Christina adds: “It was difficult for me to secure caregiving assignments during circuit breaker as there were fewer cases available. I was doing about nine to 13 hours a week, instead of my normal 30 hours. Family members who were now staying at home could take care of their seniors. In my opinion, this is wonderful because they are able to care for their loved ones and understand their needs better. I also saw families become more cautious at having secondary caregivers such as myself in their homes.”

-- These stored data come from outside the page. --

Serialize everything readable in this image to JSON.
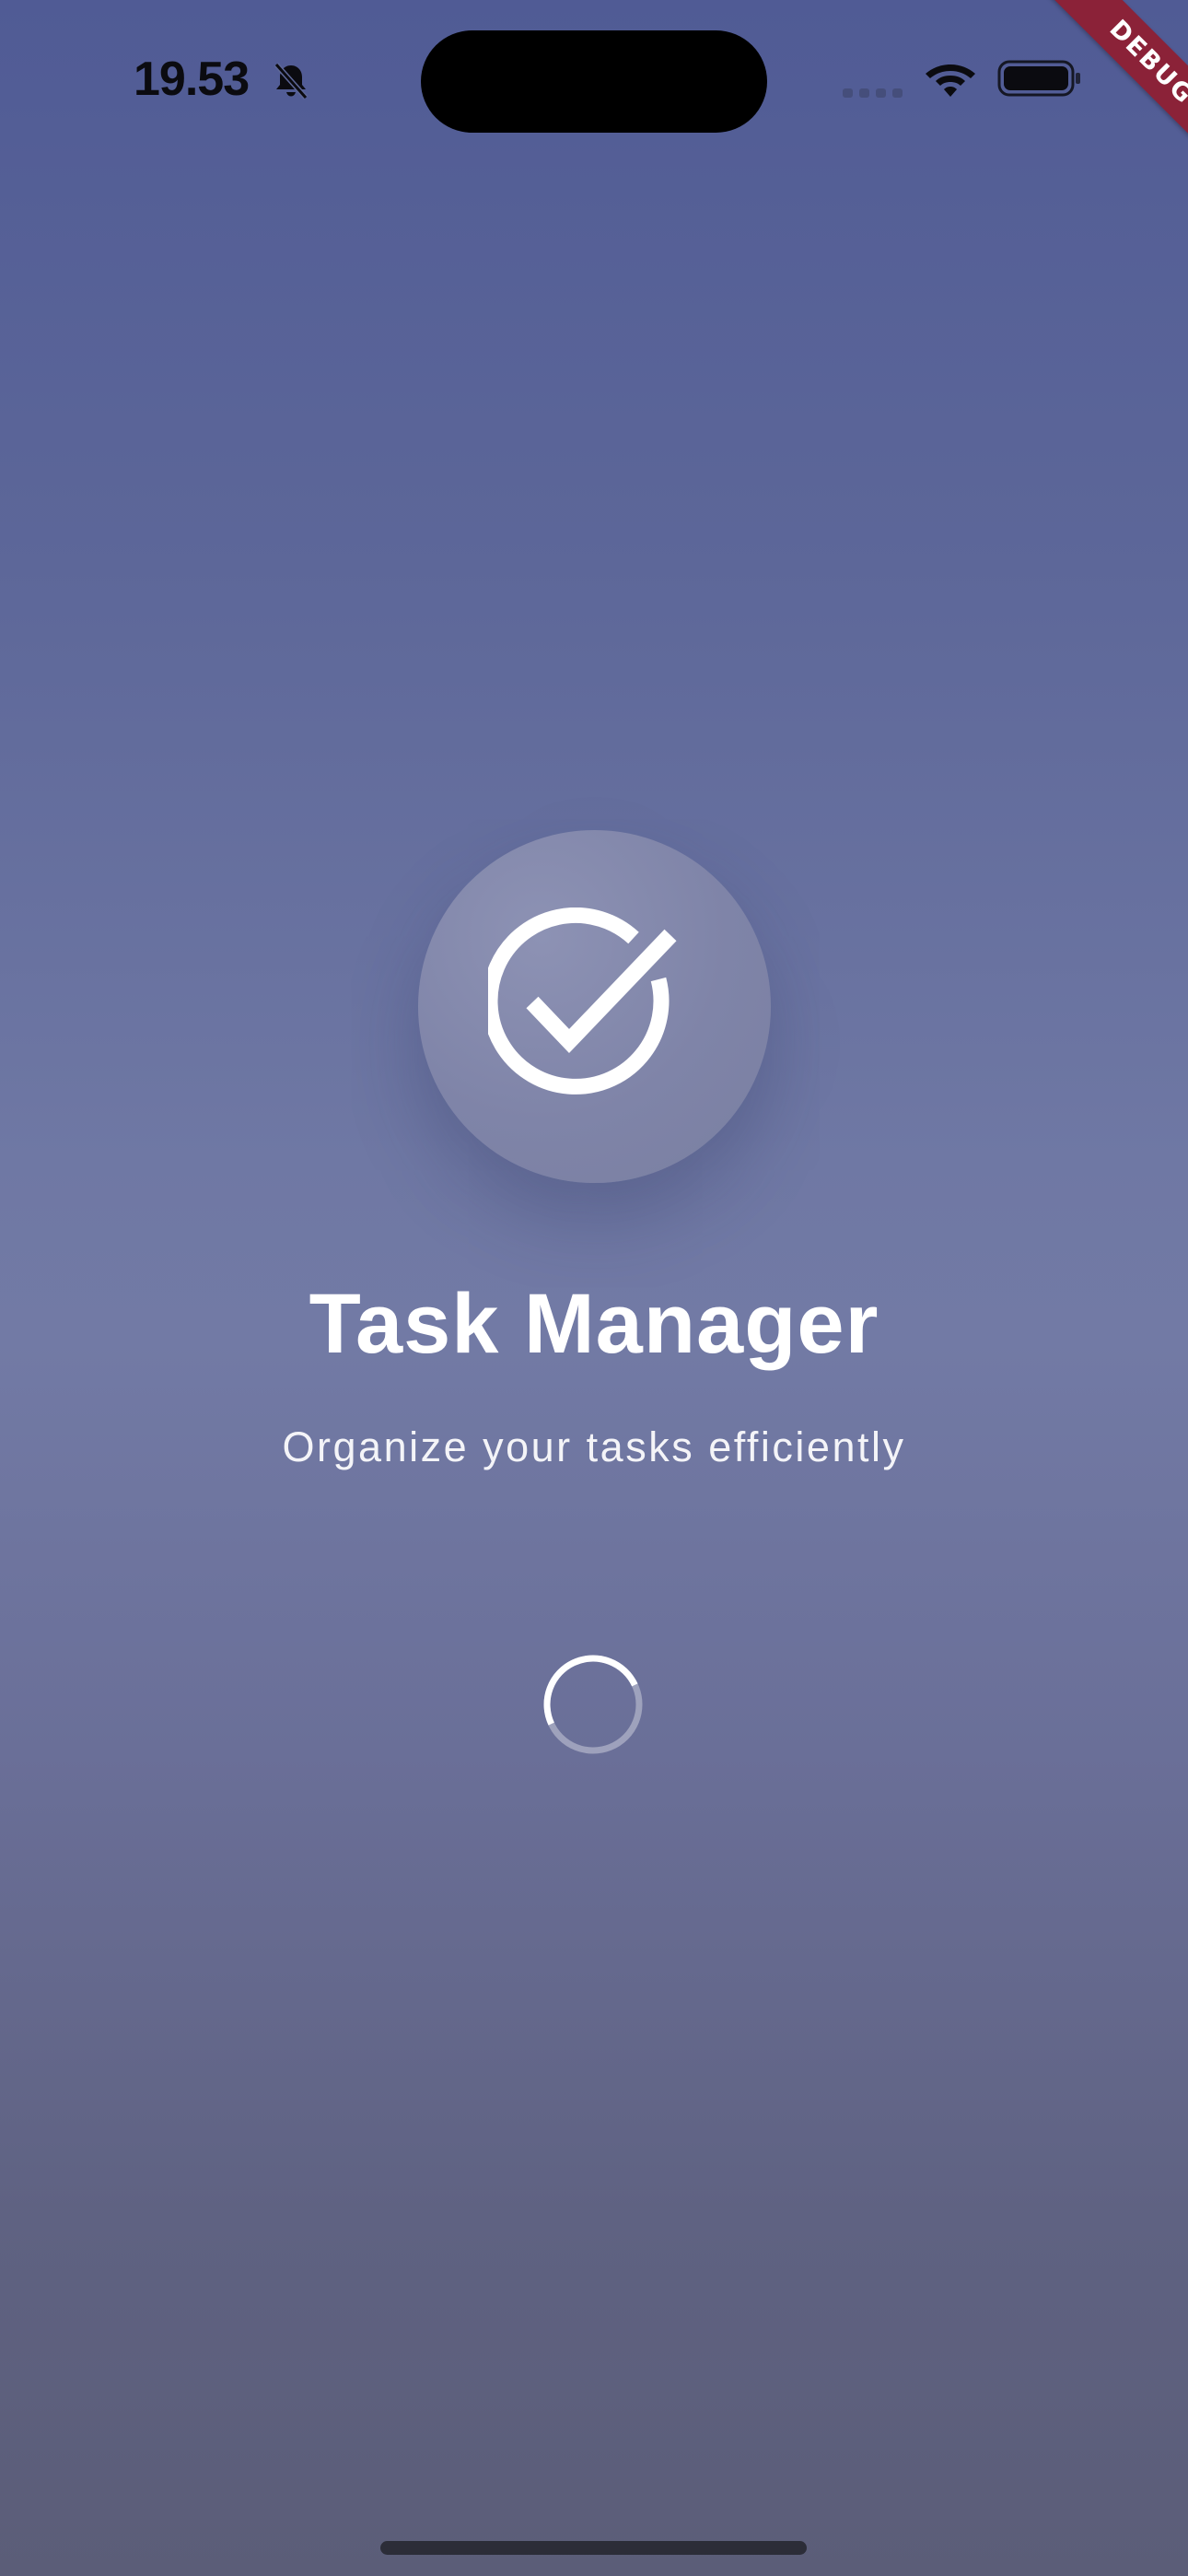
{
  "status_bar": {
    "time": "19.53",
    "icons": [
      "bell-slash-icon",
      "signal-dots-icon",
      "wifi-icon",
      "battery-icon"
    ]
  },
  "debug_banner": {
    "label": "DEBUG",
    "color": "#8b2238"
  },
  "splash": {
    "logo_icon": "check-circle-icon",
    "title": "Task Manager",
    "subtitle": "Organize your tasks efficiently",
    "loading_indicator": "loading-spinner"
  },
  "colors": {
    "background_top": "#505b95",
    "background_mid": "#727aa5",
    "background_bottom": "#5b5d78",
    "text": "#ffffff"
  }
}
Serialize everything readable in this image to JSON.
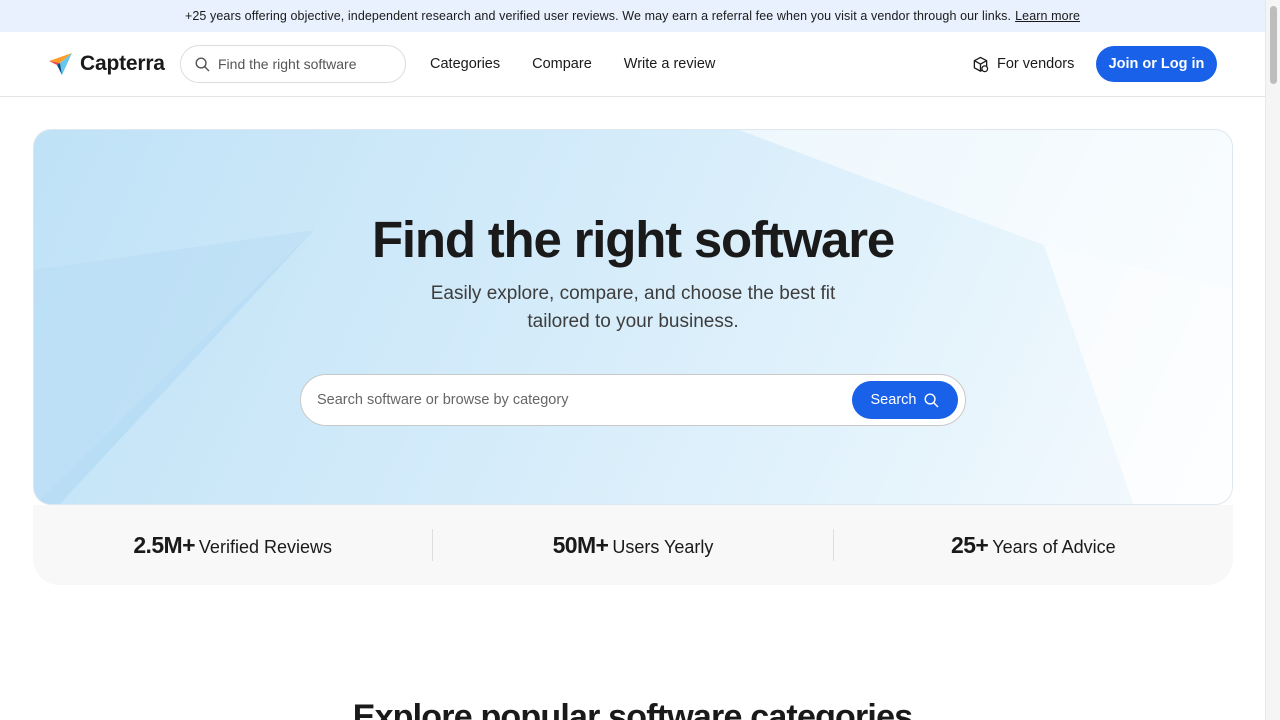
{
  "banner": {
    "text": "+25 years offering objective, independent research and verified user reviews. We may earn a referral fee when you visit a vendor through our links.",
    "link": "Learn more"
  },
  "header": {
    "logo_text": "Capterra",
    "search_placeholder": "Find the right software",
    "nav": [
      "Categories",
      "Compare",
      "Write a review"
    ],
    "vendors_label": "For vendors",
    "join_label": "Join or Log in"
  },
  "hero": {
    "title": "Find the right software",
    "subtitle_line1": "Easily explore, compare, and choose the best fit",
    "subtitle_line2": "tailored to your business.",
    "search_placeholder": "Search software or browse by category",
    "search_button": "Search"
  },
  "stats": [
    {
      "value": "2.5M+",
      "label": "Verified Reviews"
    },
    {
      "value": "50M+",
      "label": "Users Yearly"
    },
    {
      "value": "25+",
      "label": "Years of Advice"
    }
  ],
  "section": {
    "title": "Explore popular software categories"
  },
  "colors": {
    "accent": "#1861e8",
    "banner_bg": "#e8f1fd",
    "stats_bg": "#f8f8f8"
  },
  "icons": {
    "logo": "capterra-logo-icon",
    "search": "search-icon",
    "vendors": "vendor-box-icon"
  }
}
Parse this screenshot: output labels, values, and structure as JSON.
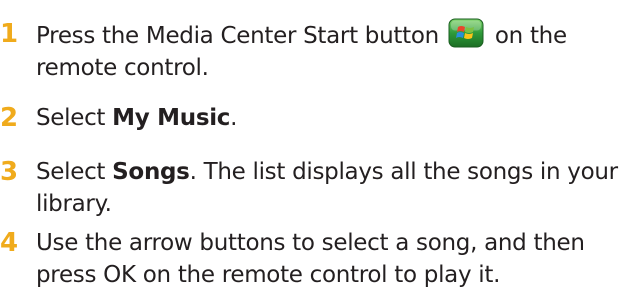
{
  "steps": [
    {
      "number": "1",
      "line1_before": "Press the Media Center Start button",
      "line1_after": "on the",
      "line2": "remote control."
    },
    {
      "number": "2",
      "before": "Select ",
      "bold": "My Music",
      "after": "."
    },
    {
      "number": "3",
      "before": "Select ",
      "bold": "Songs",
      "after": ". The list displays all the songs in your",
      "line2": "library."
    },
    {
      "number": "4",
      "line1": "Use the arrow buttons to select a song, and then",
      "line2": "press OK on the remote control to play it."
    }
  ],
  "colors": {
    "step_number": "#f0ab1c",
    "text": "#231f20",
    "icon_background": "#2e9a3a"
  },
  "icons": {
    "start_button": "media-center-start-icon"
  }
}
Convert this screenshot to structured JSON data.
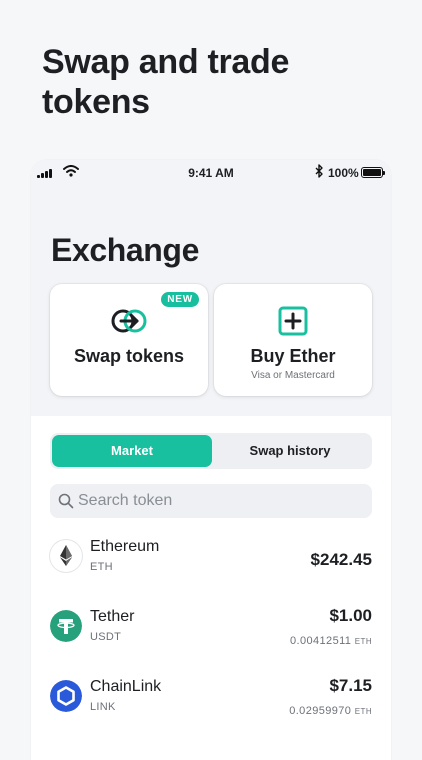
{
  "headline": "Swap and trade tokens",
  "status_bar": {
    "time": "9:41 AM",
    "battery_percent": "100%"
  },
  "title": "Exchange",
  "cards": {
    "swap": {
      "label": "Swap tokens",
      "badge": "NEW",
      "icon": "swap-arrow-icon"
    },
    "buy": {
      "label": "Buy Ether",
      "subtitle": "Visa or Mastercard",
      "icon": "plus-square-icon"
    }
  },
  "tabs": {
    "market": "Market",
    "swap_history": "Swap history",
    "active": "Market"
  },
  "search": {
    "placeholder": "Search token",
    "value": ""
  },
  "tokens": [
    {
      "name": "Ethereum",
      "symbol": "ETH",
      "price": "$242.45",
      "eth_value": "",
      "eth_unit": "",
      "icon": "ethereum-icon"
    },
    {
      "name": "Tether",
      "symbol": "USDT",
      "price": "$1.00",
      "eth_value": "0.00412511",
      "eth_unit": "ETH",
      "icon": "tether-icon"
    },
    {
      "name": "ChainLink",
      "symbol": "LINK",
      "price": "$7.15",
      "eth_value": "0.02959970",
      "eth_unit": "ETH",
      "icon": "chainlink-icon"
    }
  ],
  "colors": {
    "accent": "#19c09f",
    "tether": "#26a17b",
    "chainlink": "#2a5ada",
    "text": "#1d1f22"
  }
}
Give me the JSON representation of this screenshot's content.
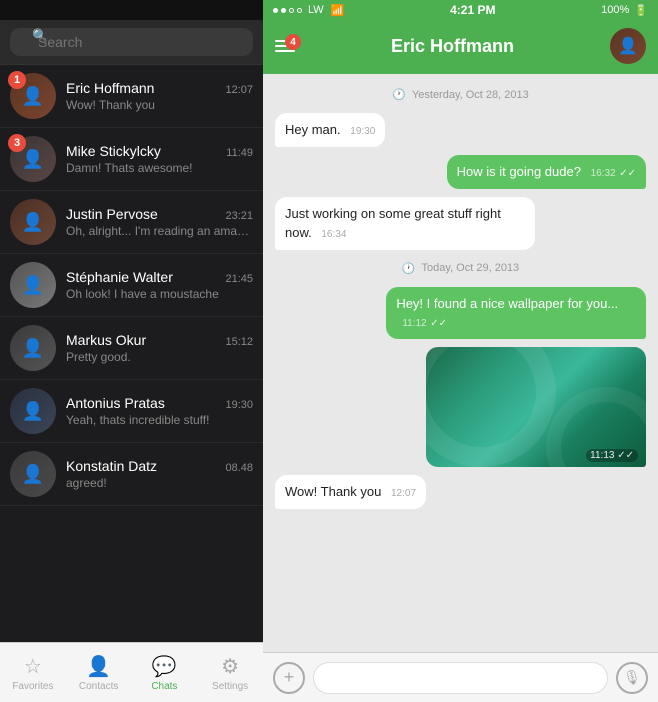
{
  "statusBar": {
    "signal": "●●○○",
    "carrier": "LW",
    "wifi": "WiFi",
    "time": "4:21 PM",
    "battery": "100%"
  },
  "search": {
    "placeholder": "Search"
  },
  "chats": [
    {
      "id": 1,
      "name": "Eric Hoffmann",
      "time": "12:07",
      "preview": "Wow! Thank you",
      "badge": null,
      "avatar_class": "av-eric"
    },
    {
      "id": 2,
      "name": "Mike Stickylcky",
      "time": "11:49",
      "preview": "Damn! Thats awesome!",
      "badge": "3",
      "avatar_class": "av-mike"
    },
    {
      "id": 3,
      "name": "Justin Pervose",
      "time": "23:21",
      "preview": "Oh, alright... I'm reading an amazing article at...",
      "badge": null,
      "avatar_class": "av-justin"
    },
    {
      "id": 4,
      "name": "Stéphanie Walter",
      "time": "21:45",
      "preview": "Oh look! I have a moustache",
      "badge": null,
      "avatar_class": "av-stephanie"
    },
    {
      "id": 5,
      "name": "Markus Okur",
      "time": "15:12",
      "preview": "Pretty good.",
      "badge": null,
      "avatar_class": "av-markus"
    },
    {
      "id": 6,
      "name": "Antonius Pratas",
      "time": "19:30",
      "preview": "Yeah, thats incredible stuff!",
      "badge": null,
      "avatar_class": "av-antonius"
    },
    {
      "id": 7,
      "name": "Konstatin Datz",
      "time": "08.48",
      "preview": "agreed!",
      "badge": null,
      "avatar_class": "av-konstatin"
    }
  ],
  "tabs": [
    {
      "id": "favorites",
      "label": "Favorites",
      "icon": "☆",
      "active": false
    },
    {
      "id": "contacts",
      "label": "Contacts",
      "icon": "👤",
      "active": false
    },
    {
      "id": "chats",
      "label": "Chats",
      "icon": "💬",
      "active": true
    },
    {
      "id": "settings",
      "label": "Settings",
      "icon": "⚙",
      "active": false
    }
  ],
  "conversation": {
    "name": "Eric Hoffmann",
    "headerBadge": "4",
    "dateSeparator1": "Yesterday, Oct 28, 2013",
    "dateSeparator2": "Today, Oct 29, 2013",
    "messages": [
      {
        "id": 1,
        "type": "incoming",
        "text": "Hey man.",
        "time": "19:30",
        "checks": ""
      },
      {
        "id": 2,
        "type": "outgoing",
        "text": "How is it going dude?",
        "time": "16:32",
        "checks": "✓✓"
      },
      {
        "id": 3,
        "type": "incoming",
        "text": "Just working on some great stuff right now.",
        "time": "16:34",
        "checks": ""
      },
      {
        "id": 4,
        "type": "outgoing",
        "text": "Hey! I found a nice wallpaper for you...",
        "time": "11:12",
        "checks": "✓✓"
      },
      {
        "id": 5,
        "type": "outgoing-image",
        "time": "11:13",
        "checks": "✓✓"
      },
      {
        "id": 6,
        "type": "incoming",
        "text": "Wow! Thank you",
        "time": "12:07",
        "checks": ""
      }
    ]
  },
  "bottomBar": {
    "placeholder": "",
    "plusLabel": "+",
    "micLabel": "🎙"
  }
}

As a result, she has got into the habit of changing clothes each time she enters a senior’s home, and does the seven-step hand washing technique.
Advice to those looking to switch
Not everyone may be cut out to be a professional caregiver, but if this is something you would like to do, Zarenina and Christina have some advice.
For Zarenina, the most important thing is to be patient and a good listener. “Don’t do it because it pays well. Do it with empathy, not sympathy.” She counts her past experience in the hospitality industry as helping her care for her patients better.
Christina adds, “If you are thinking about making a career switch to caregiving, always follow your heart. Caregiving is an extremely meaningful and fulfilling career. It may be challenging at times but knowing that your work will make a positive difference to someone’s life will keep you moving forward.
“Being a caregiver is an extremely rewarding journey and if you think caregiving is your calling – take the leap of faith and embark on it. The experience will provide you with immense learning opportunities and life experiences.”